Jason, Tim’s come to realize, is a man made of those silences, quiet stories he never quite tells. They used to live in the set of his jaw, in the press of his finger against the trigger, in the way he watched the city like it’s a thing to be conquered. Maybe that’s why Jason’s hands always seem to find their way to the simplest tasks, gardening, cooking, reading. Things that pull him out of the dark. Things he can tend, fix, make whole again, just as he’s always known how to undo more than just his guns. 

And he absolutely knows how to undo Tim, too. 

“You remember that night?” Jason finally asks, and his voice sounds like it’s caught somewhere between then and now.

“Of course I do,” Tim says, and he means it more than anything.

“You had blood in your mouth. From the mission. You freaking lost your tooth. And you smiled like it didn’t hurt. I looked down, saw the thread between us, and all I could think was… God, of course it’s you. Little psycho.”

The memory settles over Tim like ash. That rooftop. That thread. That unspoken question between them, red as blood and just as damning.

“So why didn’t you?” he asks again, quieter this time.

Jason looks away, toward the place where morning meets sky. 

“Because you were hurt,” he says, and every word lands heavy. “And I didn’t want to take anything more from you. Because I didn’t trust myself to get it right. Because I didn’t think I deserved it.”

There’s no cruelty in the words, just the facts, bare and tired and worn at the edges like everything else they’ve carried this far. Jason’s never been cruel. Just scared of what he could ruin if he touched it too hard.

“I would’ve said yes,” Tim says. No blame in it. Just another fact. “I would’ve let you.”

Jason meets his gaze. There’s nothing guarded in his face now. Just history. Just regret.

He smiles.

“I know that.”

Tim’s knuckles press white against the mug. “You said kissing me would be taking something?”

Jason doesn’t flinch. “No,” he decides, and the word sounds like it made him realize something. “I thought it would be giving you something I didn’t know how to share yet.”

That’s what finally makes Tim look at him, really look. At the man who once thought love was a battlefield, who still flinches at the thought of peace. At the man who sits next to him now, barefoot and warm, wrapped in the quiet ache of survival. At the man who wears his ring like a scar turned blessing.

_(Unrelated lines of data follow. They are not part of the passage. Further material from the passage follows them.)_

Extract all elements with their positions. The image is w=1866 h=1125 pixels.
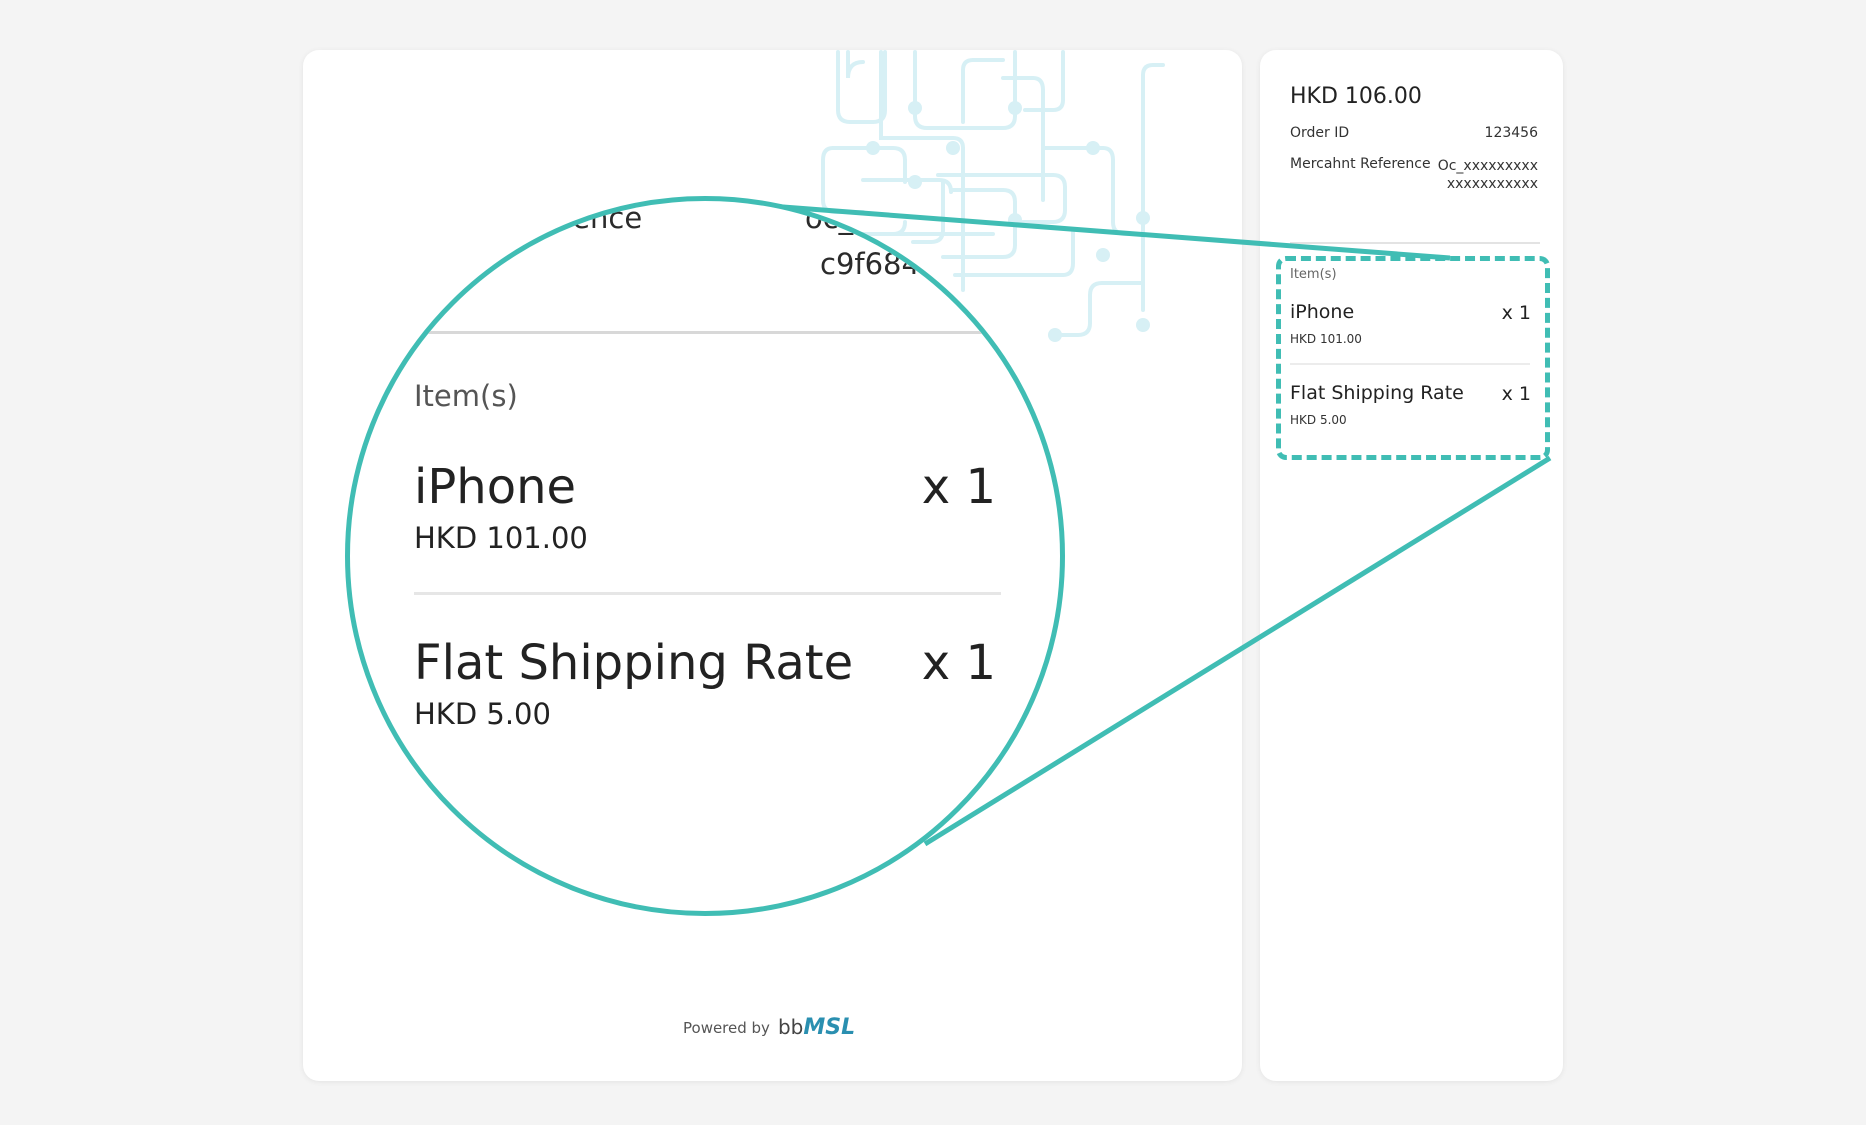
zoom-divider (350, 331, 1060, 334)
items-highlight-box (1276, 256, 1550, 460)
zoom-items-label: Item(s) (414, 379, 518, 413)
divider (1290, 242, 1540, 244)
zoom-merchant-reference-value-line2: c9f6843 (820, 247, 939, 281)
zoom-item-name: iPhone (414, 459, 577, 515)
order-total: HKD 106.00 (1290, 84, 1422, 109)
zoom-item-quantity: x 1 (921, 459, 996, 515)
order-summary-panel: HKD 106.00 Order ID 123456 Mercahnt Refe… (1260, 50, 1563, 1081)
order-id-label: Order ID (1290, 125, 1350, 141)
zoom-item-name: Flat Shipping Rate (414, 635, 854, 691)
zoom-merchant-reference-label: eference (515, 201, 643, 235)
zoom-magnifier: eference oc_ c9f6843 Item(s) iPhone x 1 … (345, 196, 1065, 916)
powered-by: Powered by bbMSL (683, 1015, 855, 1040)
merchant-reference-value-line1: Oc_xxxxxxxxx (1437, 158, 1538, 174)
zoom-item-divider (414, 592, 1001, 595)
merchant-reference-value-line2: xxxxxxxxxxx (1446, 176, 1538, 192)
zoom-item-price: HKD 101.00 (414, 521, 588, 555)
powered-by-text: Powered by (683, 1018, 770, 1037)
merchant-reference-label: Mercahnt Reference (1290, 156, 1431, 172)
bbmsl-logo: bbMSL (777, 1015, 856, 1040)
order-id-value: 123456 (1484, 125, 1538, 141)
zoom-merchant-reference-value: oc_ (805, 201, 854, 235)
zoom-item-price: HKD 5.00 (414, 697, 551, 731)
zoom-item-quantity: x 1 (921, 635, 996, 691)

“But you never kissed me,” Tim says, voice worn thin with memory. “And then I started coughing flowers.”

“I know. And you did.”

“And you still waited. But I never told you, so you didn't know.”

“I didn’t think a kiss would have saved you,” Jason whispers. “I didn’t think I’d be the reason you started dying.”

Something inside Tim eases. Not in a sharp, sudden way, but slow, like grief turning into something he can finally hold without hurting.

He leans in again. Slower, this time. Sadder. But real. Not reaching, just arriving.

“You’re the reason I’m still alive,” he says, mouth brushing Jason’s like a prayer. “That’s enough.”

Enough – but even as he says it, Tim doesn’t quite believe it. Not fully. He wants to, wants to plant roots in those words, but the wind’s still blowing too hard.

“Hey. It’s alright. I’m not going anywhere.” Jason’s hand rises, gentle as breath, to brush beneath Tim’s eye. “And it’s okay to always ask for more. You’re allowed to stop waiting for the other shoe to drop.”

Tim exhales, shaky. “And if it does?”

It’s Jason’s turn to kiss him. There – the kiss says, placed on Tim’s lips. Tim lets himself snuggle closer, careful of their half-full mugs, letting Jason’s arm wrap around him and shield him from the morning’s chill. 

Jason’s answer is simple. Certain. 

“Then I guess I’ll have to catch it and put it back on.”